Multipart queries are used quite a lot in the transfer of data around the Internet. There are a number of projects out there that will generate multipart content such as email libraries and even web frameworks for uploading and working with files. When we came create parts of CloudMailin we couldn’t find a gem that would easily allow us to encode multipart content the way we wanted to. We could have used a library that already this ability it baked in but most of them didn’t work with eventmachine and if they did then we couldn’t be sure that they would work with any testing tools that we created later that didn’t rely on eventmachine. Although loads of libraries were implementing this code we couldn’t find anything that was standalone that we could just use across any of the different libraries that could post content.

In order to solve this issue we created our own internal multipart creation code. This weekend we have released that code as a gem called multipart_body. This gem is far from perfect and we have a list of things that we don’t have time to add and we would love some help with but the code has been useful to us so we hope it will be useful to others too.

The gem itself consits of two parts. Multipart body and the parts. To get started just install the gem


$ gem install multipart_body

Once the gem is installed you can create a form-data multipart body using this quick hash shorthand.

require 'multipart_body'
multipart = Multipart.new(:field1 => 'content', :field2 => 'something else')

To get a little more control you can create the parts yourself and use them to create the body:

# using a hash
part = Part.new(:name => 'name', :body => 'body', :filename => 'f.txt', :content_type => 'text/plain')

# or just with the name, body and an optional filename
part = Part.new('name', 'content', 'file.txt')
multipart = Multipart.new([part])

You can also pass a file to the multipart hash to automatically assign the filename:

require 'multipart_body'
multipart = Multipart.new(:field1 => 'content', :field2 => File.new('test.txt'))
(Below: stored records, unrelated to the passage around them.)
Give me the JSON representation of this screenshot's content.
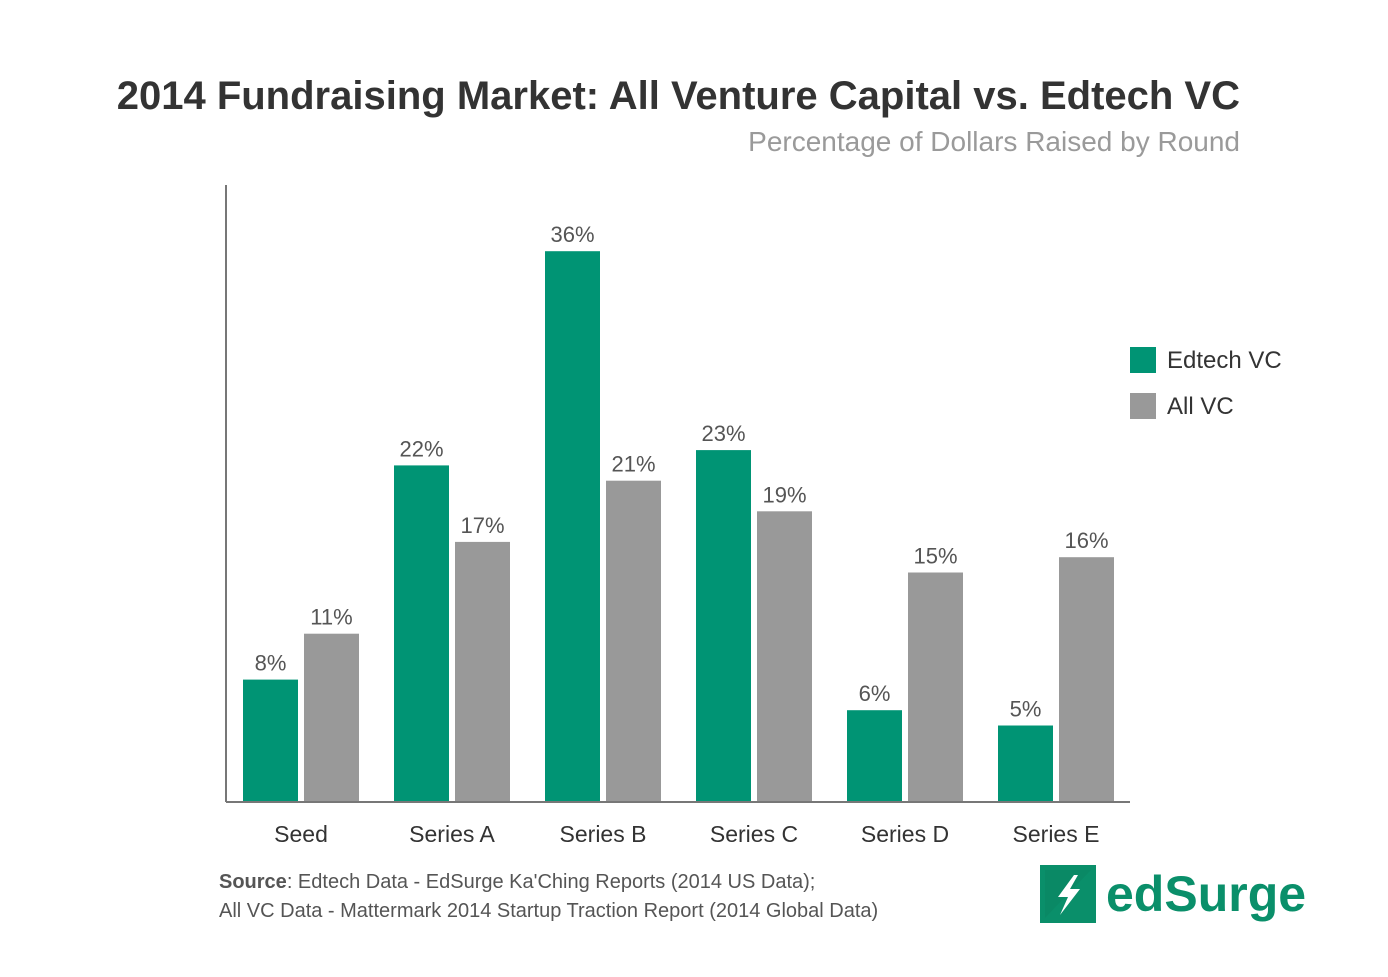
{
  "title": "2014 Fundraising Market: All Venture Capital vs. Edtech VC",
  "subtitle": "Percentage of Dollars Raised by Round",
  "colors": {
    "edtech": "#009474",
    "allvc": "#999999",
    "axis": "#777777",
    "label": "#555555",
    "category": "#333333"
  },
  "chart_data": {
    "type": "bar",
    "title": "2014 Fundraising Market: All Venture Capital vs. Edtech VC",
    "subtitle": "Percentage of Dollars Raised by Round",
    "categories": [
      "Seed",
      "Series A",
      "Series B",
      "Series C",
      "Series D",
      "Series E"
    ],
    "series": [
      {
        "name": "Edtech VC",
        "values": [
          8,
          22,
          36,
          23,
          6,
          5
        ],
        "labels": [
          "8%",
          "22%",
          "36%",
          "23%",
          "6%",
          "5%"
        ]
      },
      {
        "name": "All VC",
        "values": [
          11,
          17,
          21,
          19,
          15,
          16
        ],
        "labels": [
          "11%",
          "17%",
          "21%",
          "19%",
          "15%",
          "16%"
        ]
      }
    ],
    "xlabel": "",
    "ylabel": "",
    "ylim": [
      0,
      40
    ],
    "grid": false,
    "legend": "right"
  },
  "source": {
    "label": "Source",
    "line1": ": Edtech Data - EdSurge Ka'Ching Reports (2014 US Data);",
    "line2": "All VC Data - Mattermark 2014 Startup Traction Report (2014 Global Data)"
  },
  "logo": {
    "text": "edSurge",
    "icon": "lightning-bolt-icon"
  }
}
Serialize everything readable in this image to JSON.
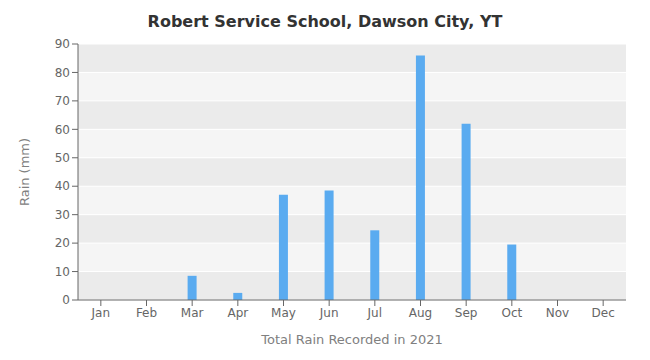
{
  "chart_data": {
    "type": "bar",
    "title": "Robert Service School, Dawson City, YT",
    "xlabel": "Total Rain Recorded in 2021",
    "ylabel": "Rain (mm)",
    "categories": [
      "Jan",
      "Feb",
      "Mar",
      "Apr",
      "May",
      "Jun",
      "Jul",
      "Aug",
      "Sep",
      "Oct",
      "Nov",
      "Dec"
    ],
    "values": [
      0,
      0,
      8.5,
      2.5,
      37,
      38.5,
      24.5,
      86,
      62,
      19.5,
      0,
      0
    ],
    "color": "#5aabf0",
    "ylim": [
      0,
      90
    ],
    "yticks": [
      0,
      10,
      20,
      30,
      40,
      50,
      60,
      70,
      80,
      90
    ],
    "grid": true
  }
}
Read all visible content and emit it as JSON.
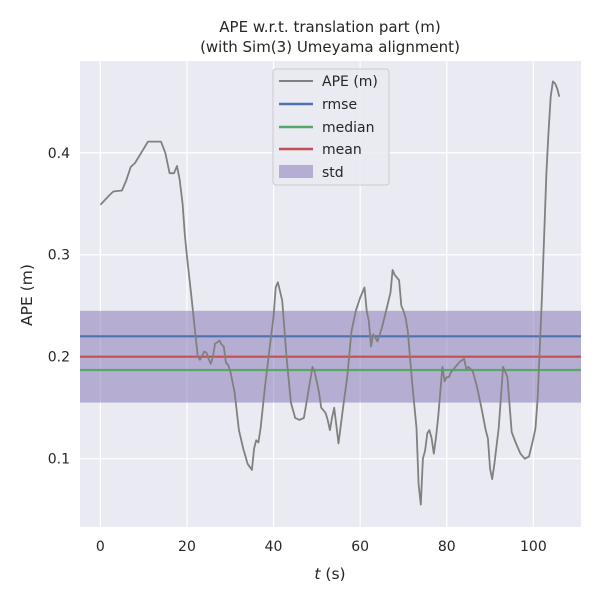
{
  "chart_data": {
    "type": "line",
    "title": "APE w.r.t. translation part (m)",
    "subtitle": "(with Sim(3) Umeyama alignment)",
    "xlabel_italic": "t",
    "xlabel_unit": " (s)",
    "ylabel": "APE (m)",
    "xlim": [
      -4.7,
      111
    ],
    "ylim": [
      0.033,
      0.49
    ],
    "xticks": [
      0,
      20,
      40,
      60,
      80,
      100
    ],
    "yticks": [
      0.1,
      0.2,
      0.3,
      0.4
    ],
    "xtick_labels": [
      "0",
      "20",
      "40",
      "60",
      "80",
      "100"
    ],
    "ytick_labels": [
      "0.1",
      "0.2",
      "0.3",
      "0.4"
    ],
    "grid": true,
    "legend_position": "top-center",
    "series": [
      {
        "name": "APE (m)",
        "color": "#808080",
        "x": [
          0,
          2,
          3,
          5,
          6,
          7,
          8,
          10,
          11,
          12,
          13,
          14,
          15,
          16,
          17,
          17.7,
          18.3,
          19,
          19.5,
          20,
          21,
          22,
          22.5,
          23,
          24,
          24.5,
          25,
          25.5,
          26,
          26.5,
          27,
          27.5,
          28,
          28.5,
          29,
          29.5,
          30,
          31,
          32,
          33,
          34,
          35,
          35.5,
          36,
          36.5,
          37,
          38,
          39,
          40,
          40.5,
          41,
          42,
          43,
          44,
          45,
          46,
          47,
          48,
          49,
          49.5,
          50,
          50.5,
          51,
          52,
          52.5,
          53,
          53.5,
          54,
          55,
          56,
          57,
          58,
          59,
          60,
          61,
          61.5,
          62,
          62.5,
          63,
          64,
          65,
          66,
          67,
          67.5,
          68,
          69,
          69.5,
          70,
          70.5,
          71,
          72,
          73,
          73.5,
          74,
          74.5,
          75,
          75.5,
          76,
          76.5,
          77,
          77.5,
          78,
          79,
          79.5,
          80,
          80.5,
          81,
          82,
          83,
          84,
          84.5,
          85,
          86,
          87,
          88,
          89,
          89.5,
          90,
          90.5,
          91,
          92,
          93,
          94,
          95,
          96,
          97,
          98,
          99,
          100,
          100.5,
          101,
          102,
          103,
          103.5,
          104,
          104.5,
          105,
          105.5,
          106
        ],
        "values": [
          0.349,
          0.358,
          0.362,
          0.363,
          0.373,
          0.386,
          0.39,
          0.404,
          0.411,
          0.411,
          0.411,
          0.411,
          0.4,
          0.38,
          0.38,
          0.387,
          0.374,
          0.35,
          0.32,
          0.298,
          0.26,
          0.22,
          0.2,
          0.197,
          0.205,
          0.204,
          0.198,
          0.193,
          0.2,
          0.213,
          0.214,
          0.216,
          0.212,
          0.21,
          0.194,
          0.192,
          0.186,
          0.165,
          0.128,
          0.11,
          0.095,
          0.089,
          0.11,
          0.118,
          0.116,
          0.13,
          0.17,
          0.205,
          0.24,
          0.268,
          0.273,
          0.255,
          0.2,
          0.155,
          0.14,
          0.138,
          0.14,
          0.165,
          0.19,
          0.185,
          0.175,
          0.165,
          0.15,
          0.145,
          0.138,
          0.128,
          0.14,
          0.15,
          0.115,
          0.148,
          0.18,
          0.225,
          0.245,
          0.258,
          0.268,
          0.245,
          0.235,
          0.21,
          0.222,
          0.215,
          0.228,
          0.245,
          0.263,
          0.285,
          0.28,
          0.275,
          0.25,
          0.245,
          0.238,
          0.225,
          0.175,
          0.13,
          0.075,
          0.055,
          0.1,
          0.108,
          0.125,
          0.128,
          0.12,
          0.105,
          0.12,
          0.14,
          0.19,
          0.176,
          0.18,
          0.18,
          0.185,
          0.19,
          0.195,
          0.198,
          0.188,
          0.19,
          0.186,
          0.17,
          0.15,
          0.128,
          0.12,
          0.09,
          0.08,
          0.095,
          0.13,
          0.19,
          0.18,
          0.126,
          0.115,
          0.105,
          0.1,
          0.102,
          0.12,
          0.13,
          0.16,
          0.26,
          0.38,
          0.42,
          0.455,
          0.47,
          0.468,
          0.463,
          0.455
        ]
      },
      {
        "name": "rmse",
        "color": "#4c72b0",
        "value": 0.22
      },
      {
        "name": "median",
        "color": "#55a868",
        "value": 0.187
      },
      {
        "name": "mean",
        "color": "#c44e52",
        "value": 0.2
      },
      {
        "name": "std",
        "color": "#8172b2",
        "range": [
          0.155,
          0.245
        ]
      }
    ]
  }
}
The resulting output can then be created as follows:

part.to_s #=> The part with headers and content
multipart.to_s #=> The full list of parts joined by boundaries

So the following code example will create the output that follows:

multipart = MultipartBody.new(:test => 'content', :myfile => File.new('test.txt'))
------multipart-boundary-808358
Content-Disposition: form-data; name="myfile"; filename="test.txt"

hello
------multipart-boundary-808358
Content-Disposition: form-data; name="test"

content
------multipart-boundary-808358--

Like I said before the gem is far from perfect. At the moment it doesn’t have any documentation and it is missing quite a few features. By default it assumes you are creating form-data content and encodings are completely missing at the moment.

Hopefully though with a little bit of help it can provide a great starting block for anyone wishing to implement multipart bodies so that each library doesn’t have to re-invent this. If anyone has any time I’d love to see patches to bring this up to something much more useful.